Installés sur la commune de Challain-la-Potherie en 2016, et certifiés BIO par CertipaqBio (FRBIO-09), nous produisons légumes, fruits, aromates et fruits secs, dans une volonté de faire primer la qualité sur la quantité et de proposer des aliments avec un goût de terroir véritable.

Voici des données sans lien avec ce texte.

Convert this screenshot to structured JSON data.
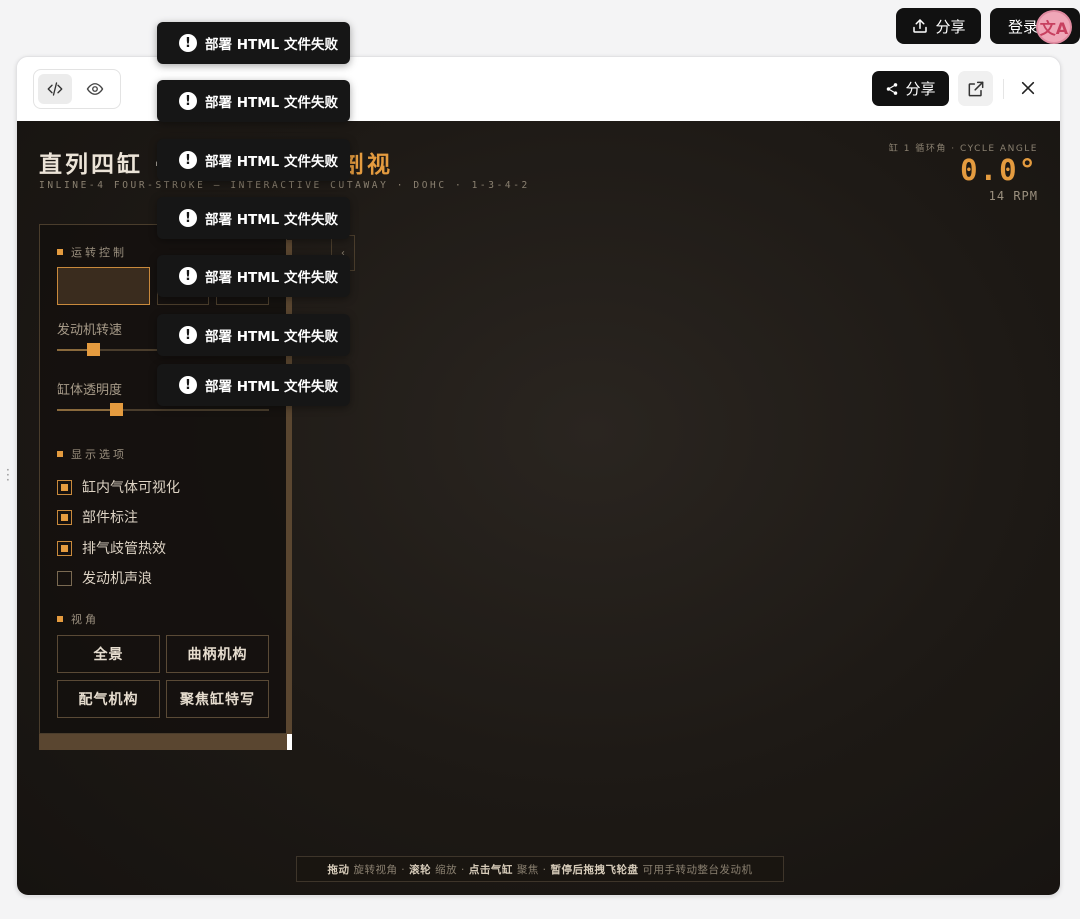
{
  "page": {
    "share_label": "分享",
    "login_label": "登录",
    "avatar_text": "文A"
  },
  "window": {
    "share_label": "分享"
  },
  "stage": {
    "title": "直列四缸 ·",
    "title_accent": "剖视",
    "subtitle": "INLINE-4 FOUR-STROKE — INTERACTIVE CUTAWAY · DOHC · 1-3-4-2",
    "cycle_label": "缸 1 循环角 · CYCLE ANGLE",
    "cycle_value": "0.0°",
    "rpm": "14 RPM",
    "accent_color": "#e49b3f"
  },
  "panel": {
    "section_run": "运转控制",
    "rpm_label": "发动机转速",
    "rpm_level": 0.17,
    "opacity_label": "缸体透明度",
    "opacity_level": 0.28,
    "section_display": "显示选项",
    "options": [
      {
        "label": "缸内气体可视化",
        "checked": true
      },
      {
        "label": "部件标注",
        "checked": true
      },
      {
        "label": "排气歧管热效",
        "checked": true
      },
      {
        "label": "发动机声浪",
        "checked": false
      }
    ],
    "section_view": "视角",
    "views": [
      "全景",
      "曲柄机构",
      "配气机构",
      "聚焦缸特写"
    ],
    "collapse_icon": "‹"
  },
  "hint": {
    "drag": "拖动",
    "drag_desc": "旋转视角 ·",
    "wheel": "滚轮",
    "wheel_desc": "缩放 ·",
    "click": "点击气缸",
    "click_desc": "聚焦 ·",
    "pause": "暂停后拖拽飞轮盘",
    "pause_desc": "可用手转动整台发动机"
  },
  "toasts": [
    "部署 HTML 文件失败",
    "部署 HTML 文件失败",
    "部署 HTML 文件失败",
    "部署 HTML 文件失败",
    "部署 HTML 文件失败",
    "部署 HTML 文件失败",
    "部署 HTML 文件失败"
  ]
}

Attentionnés autant sur le plaisir des papilles que sur les bienfaits pour la santé, nous cultivons sur sol vivant, en partant du principe que si la plante bénéficie d'un terrain répondant à ses besoins, elle saura s'y épanouir en toute tranquillité, pour devenir une panacée de minéraux et de vitamines une fois dans votre assiette.

稲荷

C'est un clin d'oeil au pays dans lequel nous nous sommes rencontrés, et qui tient une place particulière dans notre cœur.

 

En effet, Inari est la divinité japonaise, ou kami, du riz et par extension de l'agriculture et de la fertilité. Nous pensons que le jardinier se doit de tout mettre en œuvre afin de créer les conditions idéales pour les plantes, mais qu'il ne peut en aucun cas se substituer à elles. Ces dernières seront les plus à même de connaître leurs besoins et leurs envies. Ainsi, il est de l'humilité du jardinier de reconnaître ses limites, et de laisser à la Nature ce qui doit être fait par elle, et ce qu'elle sait faire mieux que quiconque.

Au-delà de cet aspect, le renard, symbole d'Inari, nous rappelle la complexité des équilibres naturels. Sélectionner uniquement les espèces comestibles ou agréables à la vue engendrera de grands désordres, tels que maladies ou invasions de "nuisibles".

En favorisant la bio-diversité, le jardinier paysan ("celui qui façonne le paysage") favorise les auto-régulations, et la Vie en général, même si cela contrarie parfois les plans du maraîcher.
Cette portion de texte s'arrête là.